Hans Østerholt (29 August 1873 - 7 November 1958) was a Norwegian trade unionist, editor and politician for the Labour and Social Democratic Labour parties. He is best known for founding the humorous magazine Hvepsen in 1905 and editing it throughout its lifespan, until 1925.

==Early life==
He was born as Hans Rollefsen in Holden Municipality in Telemark county, Norway, as a son of farmers. After the death of his mother when Rollefsen was aged two, he grew up with his aunt and uncle Guro and Hans Østerholt at the farm Nedre Østerholt. He hence took the surname Østerholt. He finished vocational training at Skiensfjorden School in 1892. He moved to the capital Kristiania, worked at Kongsberg Våpenfabrikk from 1894 to 1895, then back in Kristiania at the mechanical works Nylands Verksted. He was a co-founder of the trade union Instrumentmagernes og Elektrikernes Fagforening and later chaired it. He travelled on a scholarship in Berlin and Chicago between 1898 and 1901.

==Career==
In 1903 he was elected to the Labour Party's central board, a position he lost in 1906. He was the treasurer of the Norwegian Union of Iron and Metalworkers from 1904 to 1908. However, he was best known as editor of the socialist humorous magazine Hvepsen ("The Wasp"), which he started in 1905 after a fundraiser among trade unions. The magazine is viewed as qualitative and successful during its time, and attracted skilled writers such as Johan Falkberget. In 1916 Østerholt started another magazine as a side project, Blinken ("The Blink"), and in addition he wrote several poems and songs for events in the labour movement. He also started a paper goods store in the party headquarters at Folkets Hus, Kristiania in 1906. Through this he published the annual calendar Arbeiderkalenderen. Hvepsen was also published out of Folkets Hus.

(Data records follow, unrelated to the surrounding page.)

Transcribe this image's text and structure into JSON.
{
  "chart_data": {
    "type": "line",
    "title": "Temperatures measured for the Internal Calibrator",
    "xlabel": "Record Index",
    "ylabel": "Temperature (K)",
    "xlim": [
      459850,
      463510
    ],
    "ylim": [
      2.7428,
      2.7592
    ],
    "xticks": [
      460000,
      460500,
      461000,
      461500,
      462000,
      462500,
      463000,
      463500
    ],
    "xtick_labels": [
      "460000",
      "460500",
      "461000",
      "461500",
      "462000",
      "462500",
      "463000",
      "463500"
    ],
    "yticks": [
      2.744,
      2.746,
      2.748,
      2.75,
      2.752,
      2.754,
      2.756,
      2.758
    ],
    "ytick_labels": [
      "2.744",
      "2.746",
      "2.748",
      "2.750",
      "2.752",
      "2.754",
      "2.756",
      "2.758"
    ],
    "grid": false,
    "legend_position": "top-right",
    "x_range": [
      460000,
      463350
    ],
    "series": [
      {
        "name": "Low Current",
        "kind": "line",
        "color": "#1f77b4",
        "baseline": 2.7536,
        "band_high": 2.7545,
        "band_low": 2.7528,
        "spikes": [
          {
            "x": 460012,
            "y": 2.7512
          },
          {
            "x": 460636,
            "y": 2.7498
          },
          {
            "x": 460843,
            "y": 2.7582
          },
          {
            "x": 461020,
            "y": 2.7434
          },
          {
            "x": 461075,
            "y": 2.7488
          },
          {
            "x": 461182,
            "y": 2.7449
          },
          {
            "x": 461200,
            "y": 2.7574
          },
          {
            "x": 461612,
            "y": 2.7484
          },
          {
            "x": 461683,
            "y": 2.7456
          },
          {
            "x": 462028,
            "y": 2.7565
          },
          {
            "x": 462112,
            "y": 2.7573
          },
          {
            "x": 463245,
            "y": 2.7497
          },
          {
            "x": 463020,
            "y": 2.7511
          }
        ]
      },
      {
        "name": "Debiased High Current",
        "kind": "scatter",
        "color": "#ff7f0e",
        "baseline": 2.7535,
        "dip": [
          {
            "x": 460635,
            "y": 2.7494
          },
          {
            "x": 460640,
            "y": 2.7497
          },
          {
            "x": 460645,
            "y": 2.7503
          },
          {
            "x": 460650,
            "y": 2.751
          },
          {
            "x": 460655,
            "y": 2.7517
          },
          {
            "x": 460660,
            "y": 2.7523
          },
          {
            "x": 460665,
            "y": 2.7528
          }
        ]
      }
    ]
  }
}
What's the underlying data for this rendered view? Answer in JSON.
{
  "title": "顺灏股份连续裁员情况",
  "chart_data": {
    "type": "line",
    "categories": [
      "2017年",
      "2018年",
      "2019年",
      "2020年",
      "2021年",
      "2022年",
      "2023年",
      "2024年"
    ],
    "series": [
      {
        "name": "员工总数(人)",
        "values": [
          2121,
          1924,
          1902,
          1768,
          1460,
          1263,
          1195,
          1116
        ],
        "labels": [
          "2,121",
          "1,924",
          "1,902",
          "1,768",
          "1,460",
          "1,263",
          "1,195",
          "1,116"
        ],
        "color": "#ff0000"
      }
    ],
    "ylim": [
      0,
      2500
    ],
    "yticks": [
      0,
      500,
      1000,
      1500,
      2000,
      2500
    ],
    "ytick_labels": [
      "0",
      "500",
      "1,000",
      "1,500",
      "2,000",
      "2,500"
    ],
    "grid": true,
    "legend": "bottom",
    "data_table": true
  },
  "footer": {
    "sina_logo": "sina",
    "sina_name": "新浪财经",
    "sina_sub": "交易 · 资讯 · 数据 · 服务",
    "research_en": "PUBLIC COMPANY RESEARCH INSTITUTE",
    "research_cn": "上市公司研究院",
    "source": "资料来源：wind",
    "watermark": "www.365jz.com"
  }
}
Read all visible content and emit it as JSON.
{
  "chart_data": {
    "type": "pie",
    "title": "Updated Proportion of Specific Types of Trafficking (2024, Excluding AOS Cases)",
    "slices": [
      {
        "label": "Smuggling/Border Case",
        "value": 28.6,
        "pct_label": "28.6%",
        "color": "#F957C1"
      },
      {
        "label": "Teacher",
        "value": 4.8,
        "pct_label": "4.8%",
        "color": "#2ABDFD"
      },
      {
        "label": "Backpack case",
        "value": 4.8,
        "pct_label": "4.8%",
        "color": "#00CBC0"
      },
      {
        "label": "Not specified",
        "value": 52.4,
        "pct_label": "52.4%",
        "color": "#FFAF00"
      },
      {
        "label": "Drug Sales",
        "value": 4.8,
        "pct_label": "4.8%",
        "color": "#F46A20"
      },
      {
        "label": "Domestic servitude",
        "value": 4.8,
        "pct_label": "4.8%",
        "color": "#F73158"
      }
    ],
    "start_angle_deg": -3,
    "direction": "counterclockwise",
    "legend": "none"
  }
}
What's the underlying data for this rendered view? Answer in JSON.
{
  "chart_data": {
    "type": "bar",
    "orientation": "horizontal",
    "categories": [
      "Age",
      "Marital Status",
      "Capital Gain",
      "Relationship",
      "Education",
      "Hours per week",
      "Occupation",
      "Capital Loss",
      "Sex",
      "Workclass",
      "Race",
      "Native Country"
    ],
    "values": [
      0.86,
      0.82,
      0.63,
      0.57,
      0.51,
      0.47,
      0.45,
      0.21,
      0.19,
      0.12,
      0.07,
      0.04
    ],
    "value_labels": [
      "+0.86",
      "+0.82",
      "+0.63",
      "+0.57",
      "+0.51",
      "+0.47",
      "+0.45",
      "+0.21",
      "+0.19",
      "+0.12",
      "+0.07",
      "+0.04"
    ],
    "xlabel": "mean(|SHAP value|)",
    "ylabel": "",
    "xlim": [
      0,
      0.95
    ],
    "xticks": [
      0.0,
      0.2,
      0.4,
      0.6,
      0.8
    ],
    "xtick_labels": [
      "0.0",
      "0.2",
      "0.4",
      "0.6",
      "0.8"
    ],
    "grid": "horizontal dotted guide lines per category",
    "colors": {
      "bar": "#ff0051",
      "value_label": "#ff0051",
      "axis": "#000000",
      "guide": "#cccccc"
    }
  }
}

Because of a large work burden, Østerholt had to leave his paper store and Arbeiderkalenderen with the Labour Party in 1913. In 1921, the party split with the Social Democratic Labour Party denouncing the Labour Party line of membership in the Third International. Østerholt joined the Social Democratic Labour Party, and as a result he was evicted from Folkets Hus in 1922. Blinken went defunct that year, and Hvepsen followed in 1925. He was the manager of the Social Democratic Labour Party main newspaper Den nye Social-Demokraten from 1923 to 1925, but after that he left the party press to work in the co-ops. He was the manager of Bryn Co-Op from 1926 to 1930 and the cooperative leaders' association Handelsbestyrerforbundet from 1929 to 1949. He also edited the association's member magazine during that time. He died in November 1958 in Oslo.